McKee’s host family, the Rasmussens, went to pick him up on the first official day of the program. McKee was grateful for their help while he adjusted to life in Denmark before school started.

“They’re super nice, I love them a lot,” McKee said. “They’ve taken me around and tried to introduce me to all the Danish customs. They have a daughter, Victoria, who is 15, but she is doing a semester abroad in [Oregon] right now, so I kinda flipped places with her.”

When McKee finally introduced himself to his classmates, he was surprised with how little they knew about each other’s cultures.

“It’s funny because people ask me where I’m from, and I’m like, ‘I’m from the United States.’ And they’re like, ‘What state?’” Mckee said. “I expected they’ve heard of like California or New York or Florida, but when they hear Kansas — they’re like: ‘Is that one of the southern ones?’”

Connor Vogel | The Harbinger Online

Though he had help, he realized it wasn’t all that easy to have a normal experience at school, especially considering he doesn’t even speak Danish, the national language.

“I’m not even close to fluent, and I’m still struggling to not talk mainly in English,” McKee said. “In most lectures at school, I have to hear the native speakers, so I basically don’t understand a word of it.”

Mitigating most of these problems with Google Translate and talking to his teachers after class has helped him in school. However, the language barrier also impacted McKee’s social life with his new friends.

“When I’m having conversations with my group of friends. I mean, if it’s not directly to me, I miss a lot of [the Danish],” McKee said. “I’m getting better while I pick things up and they’re teaching me a little, but not to a point where I can have full conversations.”

McKee views this as a welcome challenge, taking the initiative to start conversations with the other students who can speak English.

“I mean you have to start conversations because you’re with the same people over and over,” McKee said. “So by the second week, I locked in and I was like, ‘Okay, I’m gonna start seven conversations today and they don’t have to be good. I just want to like, actually talk to people.’”

This has helped McKee break into the close-knit social circle that his class had developed over the last year, which has helped him adjust while he’s away from home, according to his mother Sarah McKee.

“I think it really was tricky for him, to kind of break into some of those friend groups just because they have been together since before he arrived,” Sarah said. “As you can imagine, that would be tricky for anyone coming into a new high school.”

This high school experience does have benefits, according to McKee’s friend junior Espie Lemon, who he’s constantly been texting with ever since he left.

“It’s good for him to look back on this and say, ‘I was able to do that’ and have this new perspective,” Lemon said. “This is a culture shock that’s good to experience when you’re still in high school, because high school students are still more like kids, making it easier to build relationships with them than when you’re an adult.”

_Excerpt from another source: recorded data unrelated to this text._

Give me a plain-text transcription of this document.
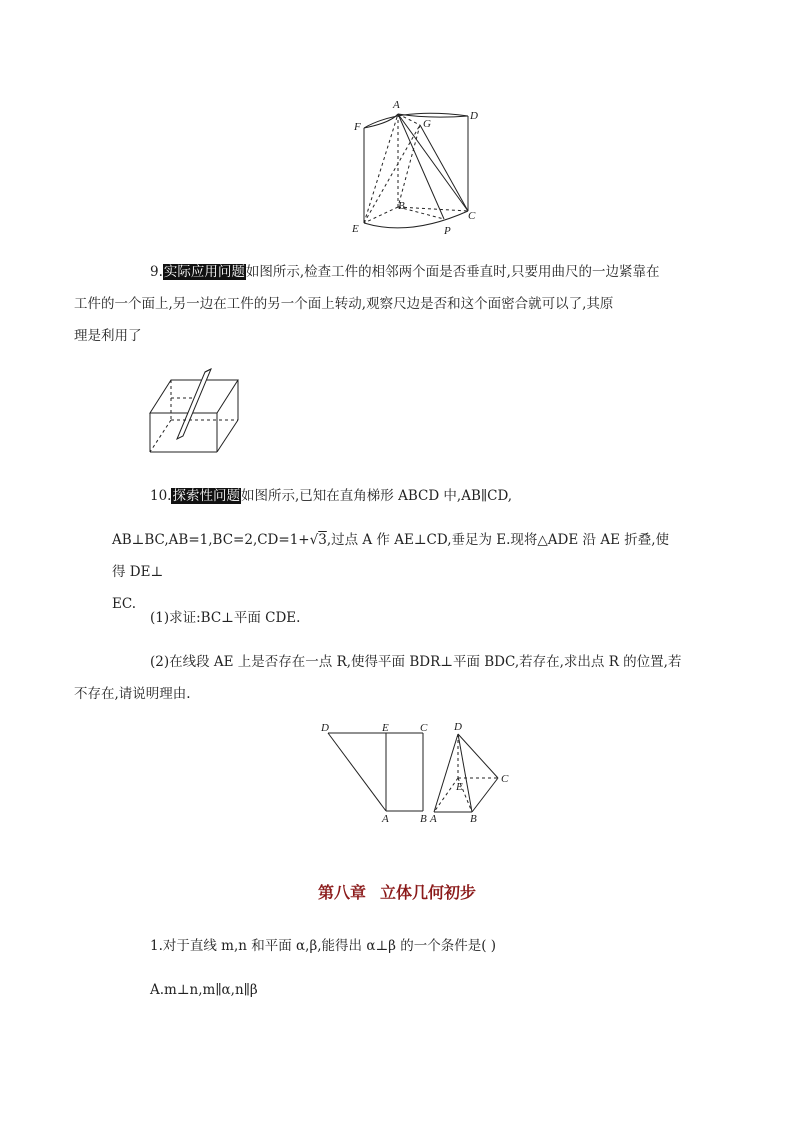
A
D
F	G
B
C
E	P

9.实际应用问题如图所示,检查工件的相邻两个面是否垂直时,只要用曲尺的一边紧靠在
工件的一个面上,另一边在工件的另一个面上转动,观察尺边是否和这个面密合就可以了,其原
理是利用了

10.探索性问题如图所示,已知在直角梯形 ABCD 中,AB∥CD,

AB⊥BC,AB=1,BC=2,CD=1+√3,过点 A 作 AE⊥CD,垂足为 E.现将△ADE 沿 AE 折叠,使得 DE⊥
EC.

(1)求证:BC⊥平面 CDE.

(2)在线段 AE 上是否存在一点 R,使得平面 BDR⊥平面 BDC,若存在,求出点 R 的位置,若
不存在,请说明理由.

D	E	C
A	B
D
C
E
A	B
第八章 立体几何初步

1.对于直线 m,n 和平面 α,β,能得出 α⊥β 的一个条件是( )

A.m⊥n,m∥α,n∥β
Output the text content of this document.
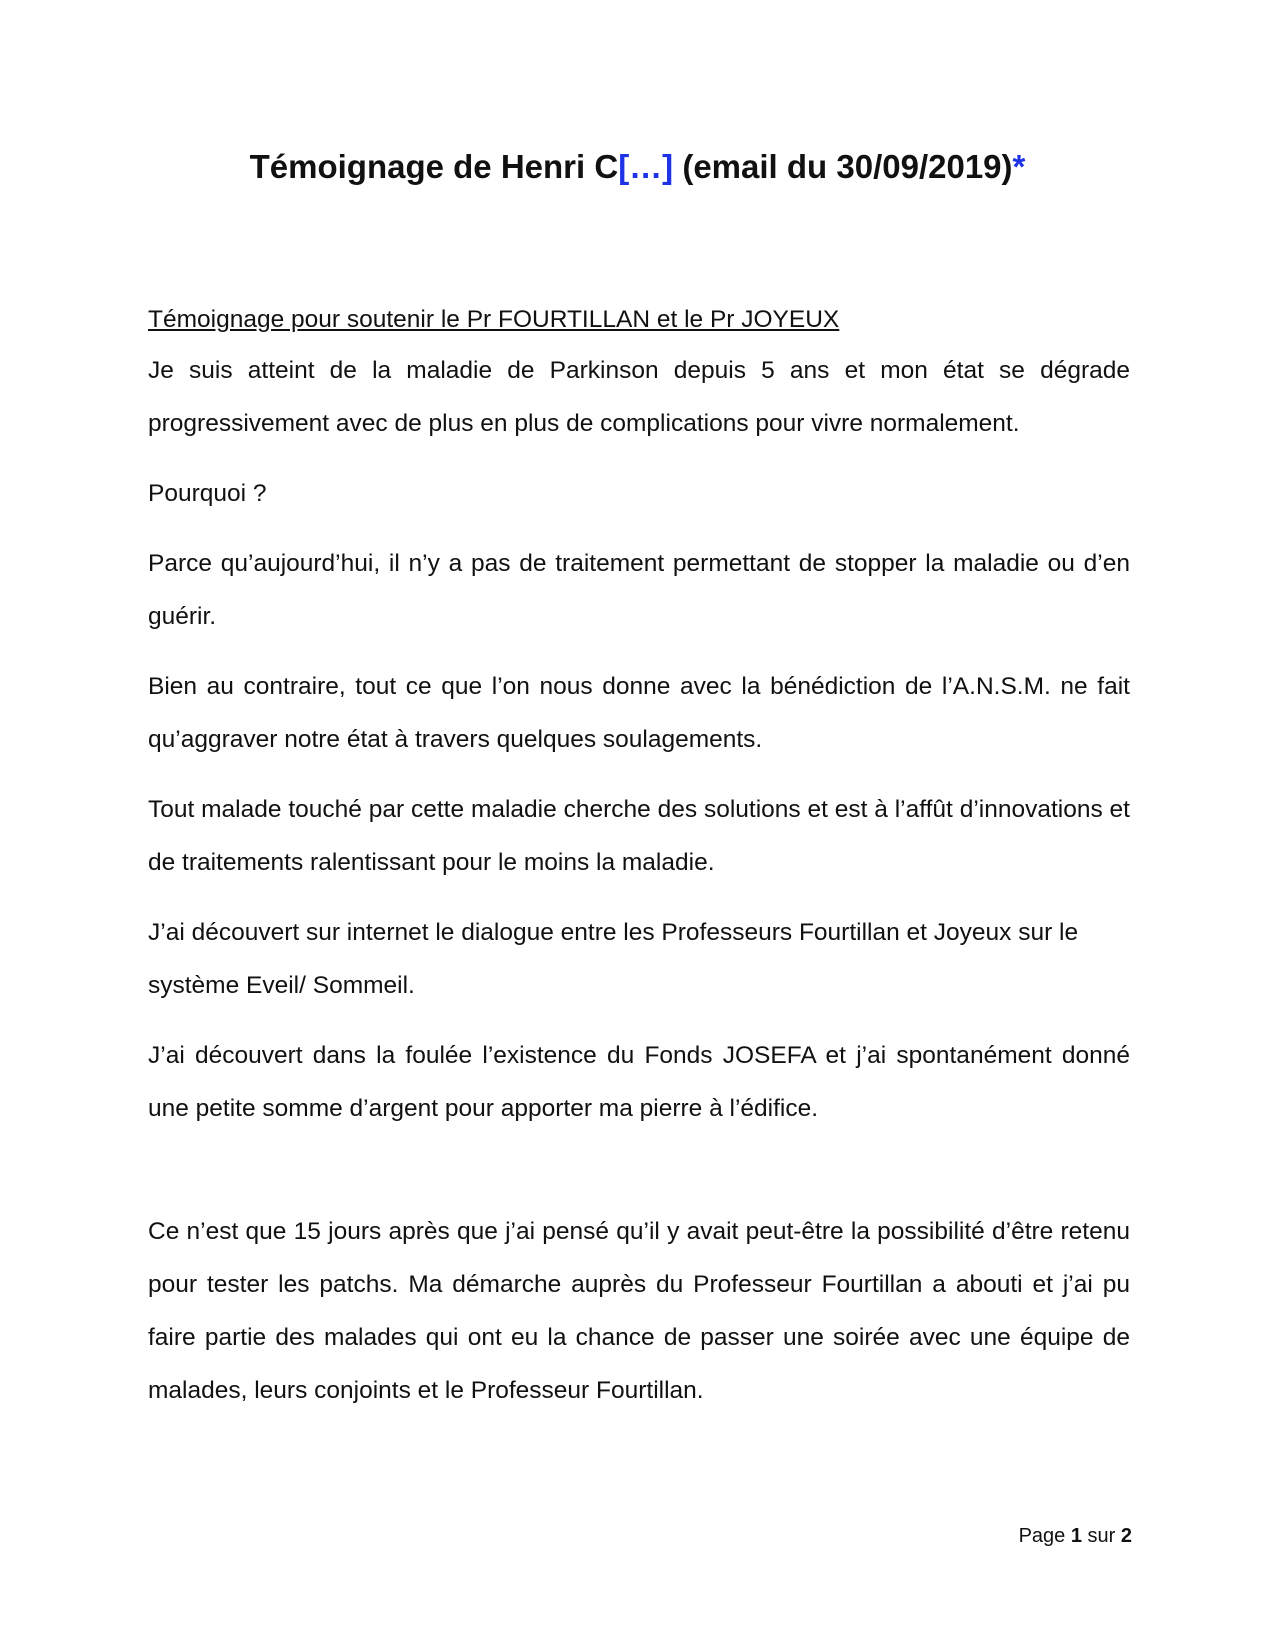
Témoignage de Henri C[…] (email du 30/09/2019)*

Témoignage pour soutenir le Pr FOURTILLAN et le Pr JOYEUX

Je suis atteint de la maladie de Parkinson depuis 5 ans et mon état se dégrade progressivement avec de plus en plus de complications pour vivre normalement.

Pourquoi ?

Parce qu’aujourd’hui, il n’y a pas de traitement permettant de stopper la maladie ou d’en guérir.

Bien au contraire, tout ce que l’on nous donne avec la bénédiction de l’A.N.S.M. ne fait qu’aggraver notre état à travers quelques soulagements.

Tout malade touché par cette maladie cherche des solutions et est à l’affût d’innovations et de traitements ralentissant pour le moins la maladie.

J’ai découvert sur internet le dialogue entre les Professeurs Fourtillan et Joyeux sur le système Eveil/ Sommeil.

J’ai découvert dans la foulée l’existence du Fonds JOSEFA et j’ai spontanément donné une petite somme d’argent pour apporter ma pierre à l’édifice.

Ce n’est que 15 jours après que j’ai pensé qu’il y avait peut-être la possibilité d’être retenu pour tester les patchs. Ma démarche auprès du Professeur Fourtillan a abouti et j’ai pu faire partie des malades qui ont eu la chance de passer une soirée avec une équipe de malades, leurs conjoints et le Professeur Fourtillan.

Page 1 sur 2
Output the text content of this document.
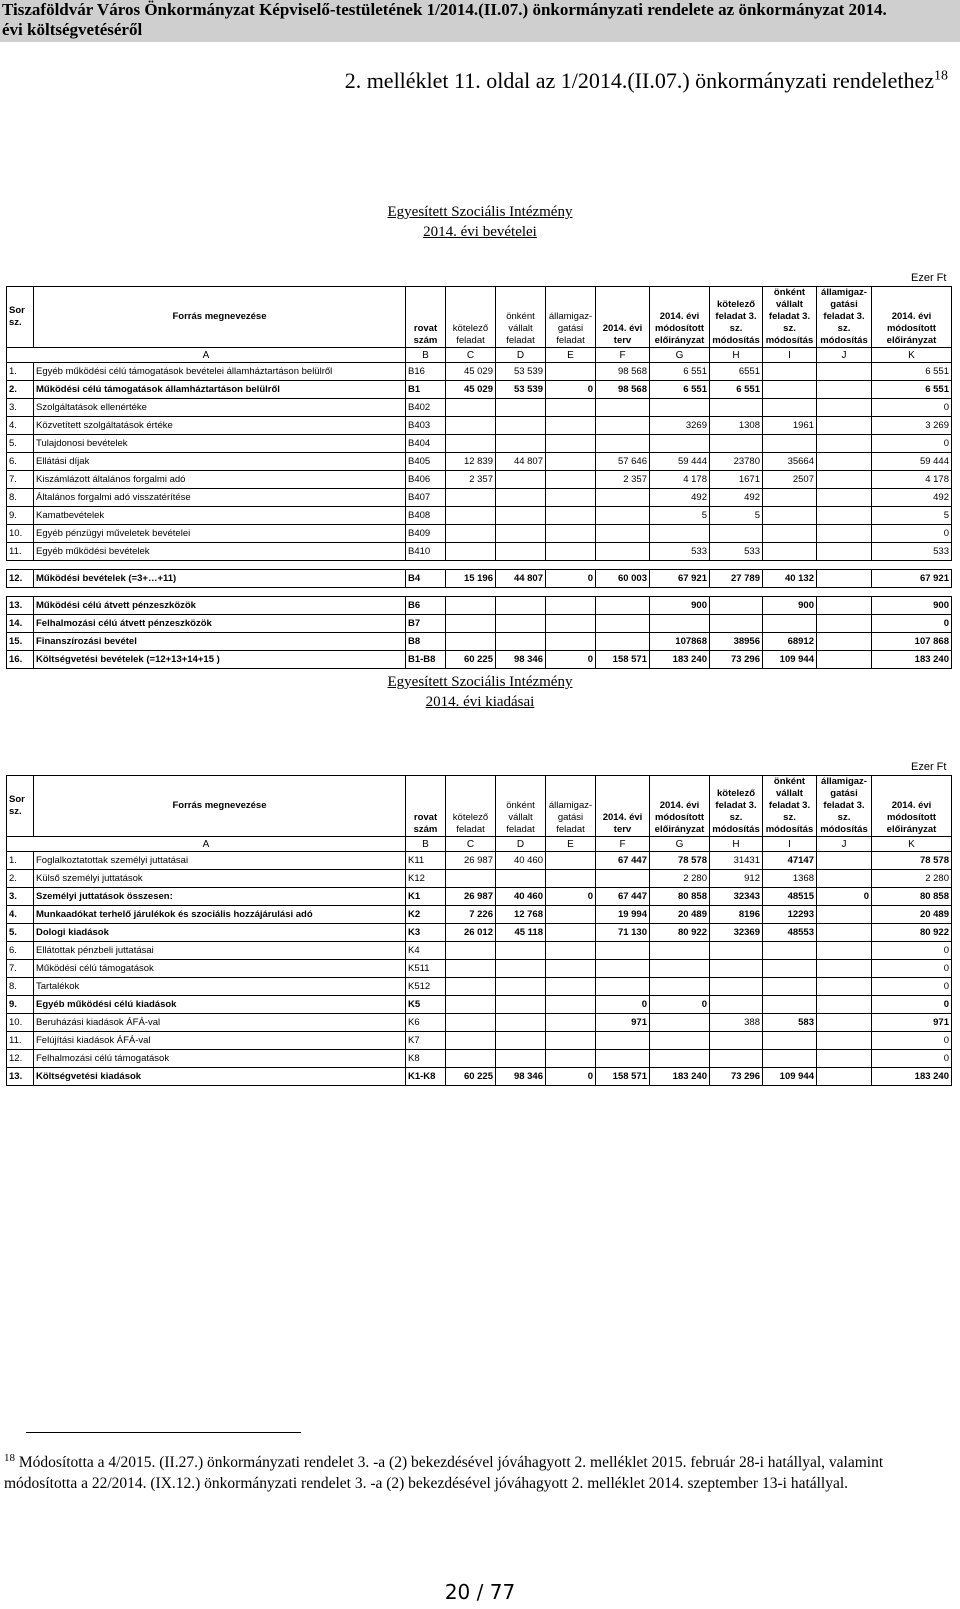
Tiszaföldvár Város Önkormányzat Képviselő-testületének 1/2014.(II.07.) önkormányzati rendelete az önkormányzat 2014.
évi költségvetéséről
2. melléklet 11. oldal az 1/2014.(II.07.) önkormányzati rendelethez$^{18}$
Egyesített Szociális Intézmény
2014. évi bevételei
Ezer Ft
Sor sz.	Forrás megnevezése	rovat szám	kötelező feladat	önként vállalt feladat	államigaz-gatási feladat	2014. évi terv	2014. évi módosított előirányzat	kötelező feladat 3. sz. módosítás	önként vállalt feladat 3. sz. módosítás	államigaz-gatási feladat 3. sz. módosítás	2014. évi módosított előirányzat
A		B	C	D	E	F	G	H	I	J	K
1.	Egyéb működési célú támogatások bevételei államháztartáson belülről	B16	45 029	53 539		98 568	6 551	6551			6 551
2.	Működési célú támogatások államháztartáson belülről	B1	45 029	53 539	0	98 568	6 551	6 551			6 551
3.	Szolgáltatások ellenértéke	B402									0
4.	Közvetített szolgáltatások értéke	B403					3269	1308	1961		3 269
5.	Tulajdonosi bevételek	B404									0
6.	Ellátási díjak	B405	12 839	44 807		57 646	59 444	23780	35664		59 444
7.	Kiszámlázott általános forgalmi adó	B406	2 357			2 357	4 178	1671	2507		4 178
8.	Általános forgalmi adó visszatérítése	B407					492	492			492
9.	Kamatbevételek	B408					5	5			5
10.	Egyéb pénzügyi műveletek bevételei	B409									0
11.	Egyéb működési bevételek	B410					533	533			533

12.	Működési bevételek (=3+…+11)	B4	15 196	44 807	0	60 003	67 921	27 789	40 132		67 921

13.	Működési célú átvett pénzeszközök	B6					900		900		900
14.	Felhalmozási célú átvett pénzeszközök	B7									0
15.	Finanszírozási bevétel	B8					107868	38956	68912		107 868
16.	Költségvetési bevételek (=12+13+14+15 )	B1-B8	60 225	98 346	0	158 571	183 240	73 296	109 944		183 240
Egyesített Szociális Intézmény
2014. évi kiadásai
Ezer Ft
Sor sz.	Forrás megnevezése	rovat szám	kötelező feladat	önként vállalt feladat	államigaz-gatási feladat	2014. évi terv	2014. évi módosított előirányzat	kötelező feladat 3. sz. módosítás	önként vállalt feladat 3. sz. módosítás	államigaz-gatási feladat 3. sz. módosítás	2014. évi módosított előirányzat
A		B	C	D	E	F	G	H	I	J	K
1.	Foglalkoztatottak személyi juttatásai	K11	26 987	40 460		67 447	78 578	31431	47147		78 578
2.	Külső személyi juttatások	K12					2 280	912	1368		2 280
3.	Személyi juttatások összesen:	K1	26 987	40 460	0	67 447	80 858	32343	48515	0	80 858
4.	Munkaadókat terhelő járulékok és szociális hozzájárulási adó	K2	7 226	12 768		19 994	20 489	8196	12293		20 489
5.	Dologi kiadások	K3	26 012	45 118		71 130	80 922	32369	48553		80 922
6.	Ellátottak pénzbeli juttatásai	K4									0
7.	Működési célú támogatások	K511									0
8.	Tartalékok	K512									0
9.	Egyéb működési célú kiadások	K5				0	0				0
10.	Beruházási kiadások ÁFÁ-val	K6				971		388	583		971
11.	Felújítási kiadások ÁFÁ-val	K7									0
12.	Felhalmozási célú támogatások	K8									0
13.	Költségvetési kiadások	K1-K8	60 225	98 346	0	158 571	183 240	73 296	109 944		183 240
$^{18}$ Módosította a 4/2015. (II.27.) önkormányzati rendelet 3. -a (2) bekezdésével jóváhagyott 2. melléklet 2015. február 28-i hatállyal, valamint módosította a 22/2014. (IX.12.) önkormányzati rendelet 3. -a (2) bekezdésével jóváhagyott 2. melléklet 2014. szeptember 13-i hatállyal.
20 / 77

Now with only four weeks left in the program, McKee looks forward to getting Starbucks again with friends but is still grateful for his at times strange experience in Denmark.

“I feel like it’s been so fun to just experience and learn about [Denmark],” McKee said. “I mean, even something strange, like how much I miss small talk. You can say it’s a social taboo, you just don’t start conversations with strangers unless you need something.”